Scientists say warming temperatures increase the risk of the hot, dry weather that often fans wildfires.
In Canada, more than 11,000 locals have already been evacuated from Quebec province, now the epicenter of the disaster, with another 4,000 are expected to flee by the end of Wednesday, said local leader Francois Legault.
US President Joe Biden said on Twitter that more than 600 US firefighters and other personnel, along with equipment, had been deployed to Canada to help battle the blazes.
The White House said Biden had spoken with Trudeau Wednesday, offering "additional support to respond to the devasting and historic wildfires."
Trudeau on Twitter said he had thanked Biden, adding: "These fires are affecting everyday routines, lives and livelihoods, and our air quality."
"We'll keep working... to tackle climate change and address its impacts."
Back in New York City, Jack Wright, a 76-year-old retired lawyer said the pollution had "kinda generated a cough all day long."
"I quit smoking 50 years ago, but it's a kind of a cough I would have when I was smoking," he told AFP, braving a walk along the East River.
Not everyone, though, was disturbed by the acrid stench that hung over the city of 8.7 million residents.
"It does not bother me. You know, New York often smells strange," said 78-year-old retiree Pamela Roderick.
Thousands more may flee
Canada's Quebec province, hit hard by wildfires that have ravaged the country, eagerly awaited on Wednesday the arrival of reinforcements from abroad to help beat back blazes that are overwhelming its firefighting capacity.
After major flare-ups in western Canada last month, firefighting efforts recently shifted to Nova Scotia on the Atlantic coast, before moving this week to Quebec, which is now the epicenter of the crisis.
Firefighters in the province are struggling to put out 140 fires, most of them listed as out of control, and authorities hope extra personnel and rainfall could provide some relief.
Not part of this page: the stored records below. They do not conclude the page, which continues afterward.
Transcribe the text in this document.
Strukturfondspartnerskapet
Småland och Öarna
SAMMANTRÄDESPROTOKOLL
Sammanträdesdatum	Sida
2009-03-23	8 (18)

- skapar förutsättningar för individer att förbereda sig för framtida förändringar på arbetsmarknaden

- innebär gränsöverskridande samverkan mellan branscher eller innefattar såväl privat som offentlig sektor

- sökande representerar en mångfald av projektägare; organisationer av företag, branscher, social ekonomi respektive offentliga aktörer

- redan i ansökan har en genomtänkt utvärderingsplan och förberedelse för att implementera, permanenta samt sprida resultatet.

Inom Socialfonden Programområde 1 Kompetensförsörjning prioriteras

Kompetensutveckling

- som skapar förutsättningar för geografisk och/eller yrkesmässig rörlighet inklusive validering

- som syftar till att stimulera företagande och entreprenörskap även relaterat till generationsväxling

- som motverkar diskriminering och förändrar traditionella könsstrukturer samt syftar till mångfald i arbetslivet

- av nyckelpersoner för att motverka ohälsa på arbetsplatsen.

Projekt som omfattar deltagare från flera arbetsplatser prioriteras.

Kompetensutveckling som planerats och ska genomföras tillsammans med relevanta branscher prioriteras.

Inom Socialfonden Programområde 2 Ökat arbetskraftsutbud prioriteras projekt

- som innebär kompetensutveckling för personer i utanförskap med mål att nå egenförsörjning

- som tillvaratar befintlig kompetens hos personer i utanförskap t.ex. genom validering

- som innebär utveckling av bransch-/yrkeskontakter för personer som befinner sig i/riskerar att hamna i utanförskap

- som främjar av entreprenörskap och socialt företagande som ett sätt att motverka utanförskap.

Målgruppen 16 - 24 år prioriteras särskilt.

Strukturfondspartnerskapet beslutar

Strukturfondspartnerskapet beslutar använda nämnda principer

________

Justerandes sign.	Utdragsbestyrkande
But Quebec's Premier Francois Legault said that no significant rain is forecast before Monday evening, and raised concerns about a shortage of resources.
"With the current hands, we can fight about 40 fires at a time," he told a news conference.
Quebec has deployed hundreds of firefighters, with help expected from France and the United States in the coming days.
Prime Minister Justin Trudeau on Wednesday called it "the worst wildfire season we've ever had right across the country".
Canada has been hit repeatedly by extreme weather in recent years, the intensity and frequency of which have increased due to global warming.
"These fires are affecting everyday routines, lives and livelihoods, and our air quality," Trudeau said on Twitter Wednesday, pledging to continue to tackle climate change.
- 3.8 million hectares scorched -
About 3.8 million hectares had been burnt and more than 20,000 people remained displaced across Canada as of Wednesday.
That figure is expected to rise as thousands more were ordered to leave their homes in Quebec by the end of the day.
Among them, Nancy Desaulniers said in a Facebook post that she, her partner and their two dogs fled their home in the town of Chibougamau at 2 am on Wednesday.
"We decided to leave by boat, which allowed us to bring important belongings," she said.
"It's very stressful," Daniel Harvey, a resident of Chapais, a neighboring town that is preparing to be evacuated, told local media.
He said he had gathered important papers, hard drives and photos.
"We don't know what will happen, so we have to act as if" everything could burn, he told reporters.
Legault has said that evacuation orders are likely to stay in place until at least next week.
Quebec has recorded 443 wildfires since the beginning of the year, more than double the average over the past decade for the same period.
Smoke from the Quebec fires has spread as far, prompting air quality alerts in Toronto and several US cities including New York, where the Manhattan skyline was barely visible.